As much as we want to dump the blame on some other, it is not simply the fault of British Petroleum Oil executives trying to save an extra day and making a bad decision to forego safety measures. It's not just because our government backed away from regulation. It's not due to Dick Cheney's secretive Energy Task Force, which apparently determined that the $500,000 shutoff switches (mandated in Norway and Brazil to prevent catastrophes like this one) were an economic burden on the industry and passed on requiring them in U.S. waters. As Buddhist monk Thich Nhat Hanh says, "We are here to awaken from our illusion of separateness."
I look out at newly greened sage, the La Plata Mountains in the background, well aware that this nightmare has everything to do with our—my—addiction to oil. Through my consumptive habits, I enable the oil companies to keep racking up profits. Several years ago, I limited my plane flights to one a year and encouraged friends to do the same. "Oh, but I can't," they replied. So-and-so would be hurt if I didn't show up for their (fill in the blank: wedding, graduation, funeral, reunion, etc.), they said. And of course, for us baby boomers: "I've got to see the grandkids!" topped the list.
But where will change start if not with us?

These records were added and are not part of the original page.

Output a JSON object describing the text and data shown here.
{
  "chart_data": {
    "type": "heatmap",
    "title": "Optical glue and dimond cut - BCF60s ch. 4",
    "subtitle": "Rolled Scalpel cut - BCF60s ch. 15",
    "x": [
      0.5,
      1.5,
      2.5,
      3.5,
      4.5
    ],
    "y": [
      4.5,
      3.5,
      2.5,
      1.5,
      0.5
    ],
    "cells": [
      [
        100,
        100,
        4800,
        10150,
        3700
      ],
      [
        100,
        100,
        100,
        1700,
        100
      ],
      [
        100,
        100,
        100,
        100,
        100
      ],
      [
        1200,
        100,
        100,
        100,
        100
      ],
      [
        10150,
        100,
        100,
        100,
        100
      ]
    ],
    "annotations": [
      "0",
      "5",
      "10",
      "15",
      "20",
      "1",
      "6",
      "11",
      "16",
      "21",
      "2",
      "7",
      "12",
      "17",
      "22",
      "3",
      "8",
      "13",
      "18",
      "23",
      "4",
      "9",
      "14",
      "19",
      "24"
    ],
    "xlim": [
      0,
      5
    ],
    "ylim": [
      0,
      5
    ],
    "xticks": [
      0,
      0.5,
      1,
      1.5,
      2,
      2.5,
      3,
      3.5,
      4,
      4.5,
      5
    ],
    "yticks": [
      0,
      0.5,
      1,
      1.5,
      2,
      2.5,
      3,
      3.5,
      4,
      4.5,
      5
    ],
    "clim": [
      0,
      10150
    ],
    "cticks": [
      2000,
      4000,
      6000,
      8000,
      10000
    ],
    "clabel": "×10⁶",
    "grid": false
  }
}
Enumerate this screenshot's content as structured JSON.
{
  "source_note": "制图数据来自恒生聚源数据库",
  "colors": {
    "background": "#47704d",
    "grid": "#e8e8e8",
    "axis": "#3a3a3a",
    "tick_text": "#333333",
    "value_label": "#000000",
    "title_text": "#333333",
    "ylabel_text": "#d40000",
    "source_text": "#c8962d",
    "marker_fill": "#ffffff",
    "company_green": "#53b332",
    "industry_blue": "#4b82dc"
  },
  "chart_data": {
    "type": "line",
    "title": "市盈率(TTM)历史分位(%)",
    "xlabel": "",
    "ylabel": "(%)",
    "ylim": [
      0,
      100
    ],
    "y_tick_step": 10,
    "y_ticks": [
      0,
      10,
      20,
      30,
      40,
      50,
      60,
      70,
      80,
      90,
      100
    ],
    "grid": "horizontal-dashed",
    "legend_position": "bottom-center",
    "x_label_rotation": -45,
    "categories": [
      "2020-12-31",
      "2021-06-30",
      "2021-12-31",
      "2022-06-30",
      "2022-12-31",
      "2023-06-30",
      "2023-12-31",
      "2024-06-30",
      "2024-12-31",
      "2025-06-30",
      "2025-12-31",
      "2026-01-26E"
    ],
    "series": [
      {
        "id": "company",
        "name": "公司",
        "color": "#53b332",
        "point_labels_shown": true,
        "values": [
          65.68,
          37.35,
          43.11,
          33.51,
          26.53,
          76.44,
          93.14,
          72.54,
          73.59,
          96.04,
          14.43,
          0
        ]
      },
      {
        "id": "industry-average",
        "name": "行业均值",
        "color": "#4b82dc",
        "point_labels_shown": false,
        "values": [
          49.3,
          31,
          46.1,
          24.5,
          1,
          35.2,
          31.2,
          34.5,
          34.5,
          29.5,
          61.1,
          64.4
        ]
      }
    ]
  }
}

Imagine a phone call to that niece, cousin or sister telling them that you won't be attending their gradation because of energy consumption; that it's imperative to switch gears and make choices on behalf of the earth. Take one plane trip a year and make it count. Or if your family is a top priority, move and live closer.
Close your eyes and imagine what Philippe Cousteau saw 25 feet down: clouds of granular water the likes of which researchers say now forms massive plumes hundreds of feet deep that stretches for miles. The pungent smell of diesel fuel, gasoline and oil. His hazmat and diving suit had to be degreased; his skin needed to be carefully cleaned because the touch of that water would cause it to burn.
From 12,000 to 19,000 barrels of oil or much, much more continue to pour into the ocean every day. No, says Philippe Cousteau, the ocean cannot take this. No, he says, a hurricane will not wash it all away and make it clean again. Unlike the Mancos River Valley, the Gulf has no rite of spring, no seasonal cleanup to scour the riverbanks.
It's rafting season here in the Four Corners region of the Southwest. Rafts made from petroleum products, petroleum tires under the car and gasoline to drive to the put-ins. Don't forget the poly-pro wet suits for warmth and those large, soft inflatable pads to sleep on. It's springtime in the Rockies, but for many creatures of the sea, it's a dark, sad time of death.
Christina Nealson is a contributor to Writers on the Range, a service of High Country News (hcn.org). She writes from her home in Mancos, Colo.